Shared genetic etiology between alcohol dependence and major depressive disorder

Introduction

The co-occurrence of alcohol dependence (AD) and major depressive disorder (MDD) has been well established, and epidemiological assessments of AD and MDD have linked AD to higher risk of depression and vice versa (Woodruff et al., 1973; Kessler et al., 1996; Swendsen and Merikangas, 2000; Crum et al., 2008; Foulds et al., 2015). Formal genetic studies indicate that AD and MDD share common genetic factors (Winokur and Coryell, 1991; Maier et al., 1994; Kendler et al., 1995; Prescott et al., 2000; Nurnberger et al., 2002; Lyons et al., 2006). Genome-wide association studies (GWAS) have the ability to identify genetic loci associated with complex disorders [e.g. AD (Treutlein et al., 2009; Kapoor et al., 2014; Zuo et al., 2014; Gelernter et al., 2014) and MDD (Ripke et al., 2013; Wray and Sullivan, 2017)] and allow the study of genetic risk shared between complex genetic disorders (Wray et al., 2014). So far, however, only limited support for specific genes contributing to the two illnesses on the level of individual genetic variation has been found (Edwards et al., 2012).

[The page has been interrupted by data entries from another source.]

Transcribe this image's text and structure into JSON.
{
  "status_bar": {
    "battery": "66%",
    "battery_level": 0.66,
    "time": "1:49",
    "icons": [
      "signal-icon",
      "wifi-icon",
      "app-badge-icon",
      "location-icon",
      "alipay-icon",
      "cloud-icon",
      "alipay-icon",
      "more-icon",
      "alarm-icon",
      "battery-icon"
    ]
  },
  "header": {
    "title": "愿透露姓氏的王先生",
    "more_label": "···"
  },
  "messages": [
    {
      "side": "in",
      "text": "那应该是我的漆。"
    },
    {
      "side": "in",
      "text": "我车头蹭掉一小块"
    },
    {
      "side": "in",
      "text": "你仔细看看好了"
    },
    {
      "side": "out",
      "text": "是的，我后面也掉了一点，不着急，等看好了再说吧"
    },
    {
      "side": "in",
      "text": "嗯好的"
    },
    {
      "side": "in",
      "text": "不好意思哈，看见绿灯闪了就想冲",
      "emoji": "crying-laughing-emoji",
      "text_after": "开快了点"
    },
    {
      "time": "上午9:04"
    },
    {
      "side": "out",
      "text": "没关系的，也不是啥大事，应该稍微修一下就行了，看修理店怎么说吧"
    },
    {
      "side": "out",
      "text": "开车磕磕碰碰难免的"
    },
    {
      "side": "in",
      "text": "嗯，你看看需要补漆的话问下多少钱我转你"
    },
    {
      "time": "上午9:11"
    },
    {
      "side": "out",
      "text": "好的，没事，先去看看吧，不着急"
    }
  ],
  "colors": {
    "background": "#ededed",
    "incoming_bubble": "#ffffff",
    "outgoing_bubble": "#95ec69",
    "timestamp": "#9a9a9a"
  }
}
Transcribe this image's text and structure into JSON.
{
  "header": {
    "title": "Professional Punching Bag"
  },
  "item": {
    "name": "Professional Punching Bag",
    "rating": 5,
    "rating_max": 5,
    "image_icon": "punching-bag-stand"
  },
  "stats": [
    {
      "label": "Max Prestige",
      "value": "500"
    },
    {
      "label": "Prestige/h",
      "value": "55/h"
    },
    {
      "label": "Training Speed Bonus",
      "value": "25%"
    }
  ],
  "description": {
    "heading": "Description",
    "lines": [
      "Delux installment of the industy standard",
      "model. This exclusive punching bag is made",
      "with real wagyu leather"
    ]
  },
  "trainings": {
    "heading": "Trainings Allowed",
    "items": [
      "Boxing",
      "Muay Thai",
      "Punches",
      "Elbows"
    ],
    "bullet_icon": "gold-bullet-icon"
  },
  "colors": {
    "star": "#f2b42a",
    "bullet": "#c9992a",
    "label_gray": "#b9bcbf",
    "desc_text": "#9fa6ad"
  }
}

The polygenic risk score (PRS) approach is a statistical method that enables the assessment of additive effects of multiple common genome-wide genetic variations on risk for a disorder, and is well suited to characterize shared genetic etiology of complex disorders (Purcell et al., 2009). A recent study (Andersen et al., 2017) used this approach to examine the genetic overlap between AD and MDD. They calculated MDD-PRS based on the results of the first-wave meta-analysis of the MDD Working Group of the Psychiatric Genomics Consortium (PGC) (PGC-MDD1: cases, n=9240; controls, n=9519) GWAS (Ripke et al., 2013), finding associations with increased risk for AD in four independent AD-GWAS data sets (cases ranged from 317 to 2135), explaining from 0.18 to 2.6% of the variance in AD (Nagelkerke’s R2). Mentioned as a limitation was the small size of the MDD discovery sample used, proposing that increased sample sizes would improve MDD-PRS predictive ability.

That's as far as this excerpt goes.